Convergent Evolution
Nicholas Simpson
July 2017
Convergent evolution is a phenomenon where species without a common ancestor evolve to have similar traits. Convergent evolution demonstrates that an undirected process of adaptation, like evolution, will often present the same solutions to the same problems, even in vastly different organisms.
Convergent evolution can be seen in many places in nature. Take for example the evolution of flight. Powered flight has evolved at least four separate times in Earth's history. Birds, bats, insects, and the now extinct pterosaurs all individually evolved the ability to take advantage of the atmosphere as a method of movement. Excluding the insects, the wings of the other three flight-capable groups are remarkably similar. Each has elongated arm and finger bones that support the structures necessary for providing lift, with stretched skin in the case of the bats and pterosaurs and feathers for the birds. And though these are the only groups known to have evolved fully powered flight, other species have also adapted to the air, using their skin, scales, and fins to glide and maneuver through the atmosphere. Snakes that flatten their bodies to glide from tree to tree, frogs that use their large webbed feet, and the only slightly misnamed flying fish and flying squirrels have all evolved the adaptation of flattening part of their bodies to control their movement through the air.
Evolution is a fascinating and sometimes misunderstood process. It is important to remember that there is no blueprint for the evolution of a species. Often it is said that a certain feature of an animal or a person is 'designed' to do something, which creates the impression of there being some kind of designer or a plan. There is no plan to how a species evolves, evolution cannot see into the future and realize that a certain adaptation would be useful a million years down the line. The only thing that matters in evolution is if the organisms with a certain heritable trait have more prolific offspring than organisms without that trait. This means that often species will evolve adaptations that are not the best possible solutions but simply the ones that happened to randomly occur first.

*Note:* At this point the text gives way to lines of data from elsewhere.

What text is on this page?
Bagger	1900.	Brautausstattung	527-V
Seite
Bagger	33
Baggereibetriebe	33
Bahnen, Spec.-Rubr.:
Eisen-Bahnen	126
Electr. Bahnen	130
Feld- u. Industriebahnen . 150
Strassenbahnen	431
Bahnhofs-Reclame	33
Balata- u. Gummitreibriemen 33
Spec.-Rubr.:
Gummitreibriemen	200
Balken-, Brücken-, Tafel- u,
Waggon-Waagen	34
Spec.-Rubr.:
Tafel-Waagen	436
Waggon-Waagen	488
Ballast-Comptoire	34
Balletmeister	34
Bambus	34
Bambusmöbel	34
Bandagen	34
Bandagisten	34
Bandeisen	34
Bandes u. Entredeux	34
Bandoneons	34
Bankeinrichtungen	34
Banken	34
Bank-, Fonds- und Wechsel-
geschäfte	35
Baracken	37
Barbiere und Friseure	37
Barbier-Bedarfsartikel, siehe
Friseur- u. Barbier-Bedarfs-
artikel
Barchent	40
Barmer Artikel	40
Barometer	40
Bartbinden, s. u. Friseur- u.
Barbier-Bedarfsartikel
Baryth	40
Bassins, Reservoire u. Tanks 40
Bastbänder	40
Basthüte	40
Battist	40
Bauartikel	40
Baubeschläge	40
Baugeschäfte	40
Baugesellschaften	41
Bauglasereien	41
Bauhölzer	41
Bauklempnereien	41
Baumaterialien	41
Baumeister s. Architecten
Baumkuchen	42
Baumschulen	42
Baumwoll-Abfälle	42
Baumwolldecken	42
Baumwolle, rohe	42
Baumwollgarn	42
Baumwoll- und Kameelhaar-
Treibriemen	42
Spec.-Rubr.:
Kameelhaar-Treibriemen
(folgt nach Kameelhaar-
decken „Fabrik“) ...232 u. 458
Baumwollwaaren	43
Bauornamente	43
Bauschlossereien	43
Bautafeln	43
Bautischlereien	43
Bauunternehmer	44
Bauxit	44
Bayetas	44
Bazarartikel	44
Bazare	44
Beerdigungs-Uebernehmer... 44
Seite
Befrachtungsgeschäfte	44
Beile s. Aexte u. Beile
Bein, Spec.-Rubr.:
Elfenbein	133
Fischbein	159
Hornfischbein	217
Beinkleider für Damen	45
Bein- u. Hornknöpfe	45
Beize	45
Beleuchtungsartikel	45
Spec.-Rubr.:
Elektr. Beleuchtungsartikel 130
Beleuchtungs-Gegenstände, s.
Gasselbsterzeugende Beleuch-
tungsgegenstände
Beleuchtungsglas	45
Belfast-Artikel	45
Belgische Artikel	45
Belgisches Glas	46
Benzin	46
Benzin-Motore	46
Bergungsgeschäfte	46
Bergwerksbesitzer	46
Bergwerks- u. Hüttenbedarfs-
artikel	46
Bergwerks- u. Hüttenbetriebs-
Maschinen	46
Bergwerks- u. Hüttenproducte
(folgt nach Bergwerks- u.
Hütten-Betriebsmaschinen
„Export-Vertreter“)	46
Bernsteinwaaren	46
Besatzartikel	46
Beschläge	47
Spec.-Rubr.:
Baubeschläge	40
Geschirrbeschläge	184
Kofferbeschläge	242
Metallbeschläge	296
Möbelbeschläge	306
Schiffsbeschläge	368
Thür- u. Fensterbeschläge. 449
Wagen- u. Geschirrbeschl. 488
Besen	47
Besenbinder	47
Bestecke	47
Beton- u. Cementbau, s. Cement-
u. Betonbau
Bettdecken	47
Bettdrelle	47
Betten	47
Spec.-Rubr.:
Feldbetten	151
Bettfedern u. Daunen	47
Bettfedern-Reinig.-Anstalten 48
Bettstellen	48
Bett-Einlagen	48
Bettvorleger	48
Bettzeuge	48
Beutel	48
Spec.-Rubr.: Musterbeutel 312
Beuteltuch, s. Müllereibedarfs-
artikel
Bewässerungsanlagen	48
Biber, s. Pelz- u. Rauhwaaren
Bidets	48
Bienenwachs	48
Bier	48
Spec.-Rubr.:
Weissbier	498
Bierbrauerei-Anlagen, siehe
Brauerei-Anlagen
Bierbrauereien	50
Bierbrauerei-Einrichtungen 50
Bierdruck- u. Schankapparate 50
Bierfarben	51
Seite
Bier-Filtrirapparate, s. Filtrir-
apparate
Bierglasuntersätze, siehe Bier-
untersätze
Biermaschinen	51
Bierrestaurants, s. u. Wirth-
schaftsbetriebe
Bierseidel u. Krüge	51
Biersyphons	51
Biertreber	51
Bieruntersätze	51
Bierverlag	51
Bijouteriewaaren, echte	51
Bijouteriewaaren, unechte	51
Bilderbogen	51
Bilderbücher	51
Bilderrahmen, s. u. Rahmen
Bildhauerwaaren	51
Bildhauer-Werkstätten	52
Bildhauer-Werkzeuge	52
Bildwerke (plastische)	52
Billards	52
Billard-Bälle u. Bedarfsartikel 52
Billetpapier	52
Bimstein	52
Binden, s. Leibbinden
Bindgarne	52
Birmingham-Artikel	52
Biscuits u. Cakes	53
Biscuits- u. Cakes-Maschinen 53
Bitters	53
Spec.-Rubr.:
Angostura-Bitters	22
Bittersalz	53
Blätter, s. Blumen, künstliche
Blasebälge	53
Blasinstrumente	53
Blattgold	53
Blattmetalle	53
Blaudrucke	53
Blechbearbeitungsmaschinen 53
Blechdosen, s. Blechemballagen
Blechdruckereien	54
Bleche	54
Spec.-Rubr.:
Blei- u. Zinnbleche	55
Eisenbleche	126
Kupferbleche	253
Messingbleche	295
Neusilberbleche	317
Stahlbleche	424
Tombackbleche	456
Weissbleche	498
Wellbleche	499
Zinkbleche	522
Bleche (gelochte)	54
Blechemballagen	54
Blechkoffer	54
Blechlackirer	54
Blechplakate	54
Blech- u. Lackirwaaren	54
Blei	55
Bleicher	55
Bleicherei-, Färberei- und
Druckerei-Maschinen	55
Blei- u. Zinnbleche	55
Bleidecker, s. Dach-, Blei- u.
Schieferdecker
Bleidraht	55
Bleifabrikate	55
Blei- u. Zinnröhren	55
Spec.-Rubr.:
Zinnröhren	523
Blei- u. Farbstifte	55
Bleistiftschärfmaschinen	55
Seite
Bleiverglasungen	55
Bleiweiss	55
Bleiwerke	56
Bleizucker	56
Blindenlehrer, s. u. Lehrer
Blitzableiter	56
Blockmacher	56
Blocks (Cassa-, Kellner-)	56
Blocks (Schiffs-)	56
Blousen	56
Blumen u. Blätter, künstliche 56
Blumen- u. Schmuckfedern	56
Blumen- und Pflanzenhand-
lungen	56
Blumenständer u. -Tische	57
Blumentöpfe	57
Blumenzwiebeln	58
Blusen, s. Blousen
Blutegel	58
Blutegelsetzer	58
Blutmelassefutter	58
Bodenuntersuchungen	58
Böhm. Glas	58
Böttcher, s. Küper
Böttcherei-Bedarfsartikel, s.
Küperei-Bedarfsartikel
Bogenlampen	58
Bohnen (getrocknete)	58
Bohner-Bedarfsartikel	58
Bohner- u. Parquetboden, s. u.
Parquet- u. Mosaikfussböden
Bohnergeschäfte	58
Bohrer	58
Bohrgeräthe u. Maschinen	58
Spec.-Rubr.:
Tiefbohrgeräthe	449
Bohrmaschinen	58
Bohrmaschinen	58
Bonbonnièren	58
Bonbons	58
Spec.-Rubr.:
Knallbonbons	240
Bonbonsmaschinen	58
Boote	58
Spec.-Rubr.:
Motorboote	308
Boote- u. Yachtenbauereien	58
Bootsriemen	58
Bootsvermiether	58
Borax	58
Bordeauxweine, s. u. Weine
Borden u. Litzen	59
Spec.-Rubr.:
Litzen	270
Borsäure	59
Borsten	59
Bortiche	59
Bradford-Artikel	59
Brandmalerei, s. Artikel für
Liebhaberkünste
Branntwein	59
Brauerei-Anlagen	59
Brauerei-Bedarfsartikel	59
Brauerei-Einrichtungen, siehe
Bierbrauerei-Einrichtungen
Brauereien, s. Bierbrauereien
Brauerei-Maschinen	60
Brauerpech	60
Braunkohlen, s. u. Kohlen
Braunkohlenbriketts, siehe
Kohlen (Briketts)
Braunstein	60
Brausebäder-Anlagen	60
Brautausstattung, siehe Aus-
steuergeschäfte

This evolution of imperfect solutions can be seen in the convergent evolution of the eyes of vertebrate animals and of cephalopods like squids or octopus. Both eyes are a solution to the problem of needing to visually perceive the world and in many ways they are remarkably similar. Both eyes are roughly spherical and have lenses for concentrating light onto groups of photosensitive cells which can then relay visual information to the brain. The major difference is where the nerves relaying this information are located. In vertebrates the nerves run along the inside of the eye and must pass through the wall of photosensitive cells to get to the brain. This is why humans and all other vertebrates have a `blind-spot', an area in our field of vision that we cannot see. In cephalopods the nerves run out the back of the eye, behind the wall of photosensitive cells. This means that squids and octopus have no blind spots when they view their underwater worlds. Why are vertebrate eyes built the way they are, when there is clearly a better solution? The answer is that evolution does not look for all the solutions to a problem and then choose the best one. Sometime in the distant past an early vertebrate ancestor mutated to have a light sensitive organ with nerves that ran, for whatever reason, in front of the light sensitive cells. This gave the organism a survival advantage, despite the blind-spot drawback, and so the trait was passed down and eventually a fully-fledged eye evolved, with the nerves still running along the inside.
This process of evolution, an almost blind stumble through possible solutions to a universe of ever shifting problems of survival and reproduction, is what makes convergent evolution so interesting and impressive. That such an inexact method of problem solving, applied consistently for millions of years, will produce the same solutions over and over is nothing short of amazing. Take echolocation, for example. Echolocation is most notably employed by bats and whales, two organisms in hugely different environments, flying through the air and swimming through the ocean. Each, entirely separately, adapted to the need to navigate in the dark by evolving the ability to sense their surroundings by making rapid clicking noises and then listening to the way that they bounced off the environment.
There are many examples of ways in which different species of animals have evolved similar solutions to the same problems. The streamlined shapes of fish, dolphins, and birds are all solutions to the problem of moving rapidly through a fluid medium. Both primates and pandas evolved opposable thumbs to grasp branches and bamboo, respectively. But sometimes the most revealing aspect of convergent evolution is not how organisms have become similar, but how they remain different. These differences show that there are often multiple ways to adapt to the same environment. Whales and dolphins have tails that move up and down, while fish swim by moving side to side. Birds rely on a single line of bones at the front and strongly connected feathers to form their wings while bats use elongated finger bones and stretched skin to move through the air. Evolution may be slow and inefficient but it is also a constant and aggressive optimization process that has been running since life began. There are few niches that can't be filled and usually they will be filled more than once. These variations show that while different solutions may often look similar there is usually more than one way to solve the same problem.